Abstract
Introduction:
Modular necks allow intra-operative adjustment of neck length, offset, and version, enabling the surgeon to better match leg length and accommodate anatomical differences. However, there have been recent reports of early fatigue failures of the neck initiating from the neck/stem taper, and some retrieved components exhibit severe fretting corrosion.1 Fatigue testing according to ISO 7206-6 (10/9 orientation) has been shown to replicate the clinical fatigue failures, but results in relatively minor fretting and corrosion. The purpose of this pilot study was to evaluate techniques for accelerating fretting corrosion with the goal of replicating the most severely corroded clinical retrieval cases.
Methods:
Constructs tested in this study consisted of a single stem and neck design (PROFEMUR modular, Wright Medical Technology). The worst case long varus neck design was evaluated in two materials: Ti6Al4V and wrought CoCr. In vitro fatigue testing in the 10/9 configuration was conducted at 10 Hz in unbuffered, aerated saline. Fretting mass loss, distraction force, and assessment of taper corrosion via SEM/EDS were measured. Methods used to exacerbate fretting corrosion are shown in Figure 2.
Results:
Test results & conditions are shown in Figure-2. All of the constructs impacted per surgical technique survived 5 Mc and were similar to constructs tested under standard conditions (Figure-1a). In contrast, Ti neck constructs that were hand assembled failed in fatigue after a surprisingly small number of cycles. The hand-assembled constructs that survived 5 Mc of loading exhibited lower distraction forces, higher than normal fretting mass loss, and moderate to severe corrosion of the taper. In particular, constructs that were hand-assembled and tested at elevated temperature with a rest period had much higher fretting mass loss and a level of corrosion that is qualitatively similar to corroded retrievals (Figures-1b, d).
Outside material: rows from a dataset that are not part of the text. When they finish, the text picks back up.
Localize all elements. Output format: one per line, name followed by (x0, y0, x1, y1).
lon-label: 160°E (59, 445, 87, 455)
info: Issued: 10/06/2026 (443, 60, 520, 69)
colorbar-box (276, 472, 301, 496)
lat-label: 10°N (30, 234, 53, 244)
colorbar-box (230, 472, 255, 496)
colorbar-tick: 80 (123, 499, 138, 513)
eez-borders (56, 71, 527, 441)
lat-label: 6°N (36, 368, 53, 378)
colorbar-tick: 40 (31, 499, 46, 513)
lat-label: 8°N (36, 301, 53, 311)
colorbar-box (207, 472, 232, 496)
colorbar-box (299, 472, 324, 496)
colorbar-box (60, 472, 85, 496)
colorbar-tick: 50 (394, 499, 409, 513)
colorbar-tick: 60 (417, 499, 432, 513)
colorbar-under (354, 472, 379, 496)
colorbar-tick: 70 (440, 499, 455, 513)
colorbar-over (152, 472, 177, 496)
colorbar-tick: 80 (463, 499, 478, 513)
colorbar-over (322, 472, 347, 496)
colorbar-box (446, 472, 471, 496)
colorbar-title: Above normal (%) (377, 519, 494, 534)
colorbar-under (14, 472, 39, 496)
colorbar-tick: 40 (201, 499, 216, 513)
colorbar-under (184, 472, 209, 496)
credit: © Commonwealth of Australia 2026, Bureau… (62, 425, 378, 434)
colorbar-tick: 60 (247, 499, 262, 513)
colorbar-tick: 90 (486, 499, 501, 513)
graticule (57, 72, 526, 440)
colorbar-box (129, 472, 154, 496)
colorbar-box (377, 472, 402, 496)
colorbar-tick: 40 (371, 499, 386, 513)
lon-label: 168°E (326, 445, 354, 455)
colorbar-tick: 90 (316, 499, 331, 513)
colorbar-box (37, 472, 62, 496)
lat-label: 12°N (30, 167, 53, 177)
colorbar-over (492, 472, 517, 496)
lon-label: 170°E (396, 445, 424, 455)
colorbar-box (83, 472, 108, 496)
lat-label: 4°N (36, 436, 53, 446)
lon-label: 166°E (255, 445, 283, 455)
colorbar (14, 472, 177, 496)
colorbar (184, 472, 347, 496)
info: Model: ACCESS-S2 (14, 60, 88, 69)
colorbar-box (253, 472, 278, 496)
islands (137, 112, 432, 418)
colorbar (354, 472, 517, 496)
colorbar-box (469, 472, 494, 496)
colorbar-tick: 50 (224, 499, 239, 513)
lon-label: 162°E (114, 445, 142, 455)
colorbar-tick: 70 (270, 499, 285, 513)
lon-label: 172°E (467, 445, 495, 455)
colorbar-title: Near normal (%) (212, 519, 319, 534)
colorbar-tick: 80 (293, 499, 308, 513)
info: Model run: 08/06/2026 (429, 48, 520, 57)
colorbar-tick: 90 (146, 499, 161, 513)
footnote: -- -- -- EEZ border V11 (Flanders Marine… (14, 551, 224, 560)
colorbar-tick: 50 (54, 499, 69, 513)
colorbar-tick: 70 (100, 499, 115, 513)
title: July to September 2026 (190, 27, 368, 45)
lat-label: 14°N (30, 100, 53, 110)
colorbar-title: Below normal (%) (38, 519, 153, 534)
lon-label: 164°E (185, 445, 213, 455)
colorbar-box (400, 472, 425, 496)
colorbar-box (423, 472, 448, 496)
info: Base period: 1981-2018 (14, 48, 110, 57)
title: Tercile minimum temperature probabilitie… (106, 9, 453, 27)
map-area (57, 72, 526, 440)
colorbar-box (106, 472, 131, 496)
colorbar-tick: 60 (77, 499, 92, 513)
The CoCr necks that were hand assembled survived 10 Mc, but one of them fractured during distraction, and they exhibited higher fretting and corrosion at 5 Mc (Figure-1c). The effect of adding acidified saline to the stem pocket was unclear, but elevating the temperature and adding a rest period resulted in a significant increase in fretting and corrosion.
Discussion:
Pallini et al2 recommended light tapping based on tests that showed distraction forces were equal between hammer impacted necks and hand assembly followed by simulated normal walking. The simulated gait loads in Pallini's study were applied in line with the neck taper's axis, whereas in the present study, they were applied in the 10/9 orientation, which is considerably off-axis. It is also notable that while the CoCr necks performed significantly better than Ti necks after hand-assembly, their performance was still markedly reduced compared to well-impacted constructs.
Conclusion:
This study has shown conclusively that failure to impact modular neck connections can have a devastating effect on taper fretting and corrosion, leading to early fatigue failure. Applicability to other designs and to lightly impacted necks requires further study.